The move comes in the wake of the FAIR Plan filing a lawsuit against the regulator over Insurance Commissioner Ricardo Lara's November order to add a comprehensive HO-3 homeowners policy in addition to its dwelling-only fire insurance.
The FAIR Plan, established in 1968, is a pool of all insurers that are allowed to sell basic property insurance in California. The plan only provides fire insurance for homeowners who have either lost coverage or are unable to find insurance in the voluntary market.
The new plan of operation, which was mandated by Lara on Dec. 19, requires the FAIR Plan to file a rate application for the HO-3 coverage option only for review and approval by the insurance department. The FAIR Plan may also file any rate or rule application needed to implement the increased $3 million maximum limits of liability, which were also part of Lara's original order.
Lara put the revisions in place after the FAIR Plan failed to submit its plan within 30 days of the commissioner's order, as required by state law. The FAIR Plan instead filed a petition for a writ of mandate asking a state court to rule that Lara must reverse his original order.

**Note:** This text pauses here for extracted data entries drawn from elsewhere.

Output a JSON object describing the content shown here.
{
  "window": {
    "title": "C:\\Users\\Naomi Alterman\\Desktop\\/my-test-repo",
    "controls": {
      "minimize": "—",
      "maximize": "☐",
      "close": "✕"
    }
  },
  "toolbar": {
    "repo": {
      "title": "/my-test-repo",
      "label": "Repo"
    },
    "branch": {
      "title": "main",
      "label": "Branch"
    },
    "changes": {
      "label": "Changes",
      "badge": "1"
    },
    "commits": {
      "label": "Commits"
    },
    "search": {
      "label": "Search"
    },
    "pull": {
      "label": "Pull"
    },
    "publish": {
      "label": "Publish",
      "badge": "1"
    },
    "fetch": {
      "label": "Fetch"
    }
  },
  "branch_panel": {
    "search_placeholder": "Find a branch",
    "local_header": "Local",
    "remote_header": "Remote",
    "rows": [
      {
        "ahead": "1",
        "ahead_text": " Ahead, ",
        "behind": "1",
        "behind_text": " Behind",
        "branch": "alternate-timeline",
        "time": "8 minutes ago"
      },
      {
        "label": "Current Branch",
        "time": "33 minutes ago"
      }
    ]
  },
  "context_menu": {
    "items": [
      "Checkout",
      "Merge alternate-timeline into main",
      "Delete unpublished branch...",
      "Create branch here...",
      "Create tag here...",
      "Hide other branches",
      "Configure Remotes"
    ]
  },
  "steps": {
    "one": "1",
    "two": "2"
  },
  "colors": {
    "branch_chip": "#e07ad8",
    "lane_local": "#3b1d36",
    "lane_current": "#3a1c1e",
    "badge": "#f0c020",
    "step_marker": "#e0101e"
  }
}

In a statement, Lara said he issued the new plan to "we are moving forward as required by law to protect homeowners throughout the state." He said the FAIR plan has become the "only permanent option" for some state residents who have been "abandoned by the private insurance market."
"This plan will provide homeowners with the option of basic coverage they deserve in order to feel safe and protect our local economies from the state's growing insurance availability crisis," Lara added.